Having researched clinics in the US and Canada, the Egans decided to go with a clinic in Lviv, Ukraine.
“We did Zoom or Skype calls with Mariana, our surrogate… She was in no doubt that this was helping us both,” Kathy said.
Mariana carried the baby that was made with Kathy’s egg and Brian’s sperm. Therefore, genetically, the baby which Marianna gave birth to is Brian and Kathy’s child.
Baby Luke arrived early May 2019 while Brian and Kathy were at home in Kilkenny. They travelled through the night to get to Lviv.
“You cannot get there quick enough. You’d swim there,” Kathy said.
The entire process cost the Egans about €100,000, including payment to the clinic, legal fees, flights, accommodation.
Senator Mary Seery Kearney did 13 rounds of IVF before considering surrogacy. When she began researching, she was dismayed to find there was no central agency or authority to contact for information. She had to rely on Google and eventually settled for the most impressive website; a clinic in Kyiv. “We flew over, we gave them €12,000 upfront, and nothing came of that,” she said.

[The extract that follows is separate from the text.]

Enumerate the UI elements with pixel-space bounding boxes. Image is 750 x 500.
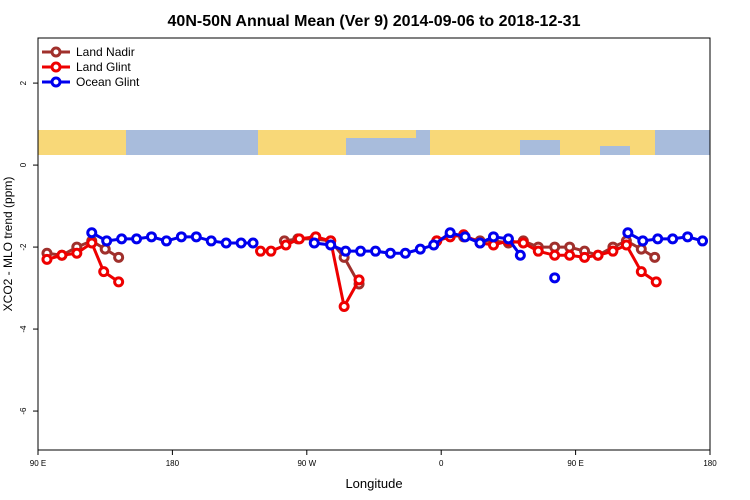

After her experience in Ukraine, Senator Seery Kearney and her husband found a clinic in India.
“All in all, we’re looking about €38,000 to €42,000. So that’s eight years ago. Now [it] would be somewhere around 60 [thousand] as a starting charge. But then you have legal costs of at least another €10,000 on that,” she said.
Adding on accommodation and flights, the final cost was closer to €70,000.
Cathy and Keith Wheatley remortgaged their house to front the cost. They paid just under €40,000 to a clinic in Ukraine, of which €14,000 was compensation for their surrogate Ivanna.
But with legal fees, flights and accommodation, their total spend was €70,000.
None of the families who spoke to Prime Time ever expected to have to use a surrogacy arrangement to have a baby. The process takes a huge emotional and financial strain. And even after all that, mothers find themselves with no way to be recognised as such in Irish law.
The challenge for the Government now is to find a balance of legislation which ensures the safety and protection of Irish families and surrogates, while also being workable and realistic in the international context. It is not an easy task, but families and would-be parents are waiting.
“We’d hope that legislation is in place properly soon for us and for all those families out there that don’t want to be on this journey but want to make sure that things are right for everybody,” Brian Egan said.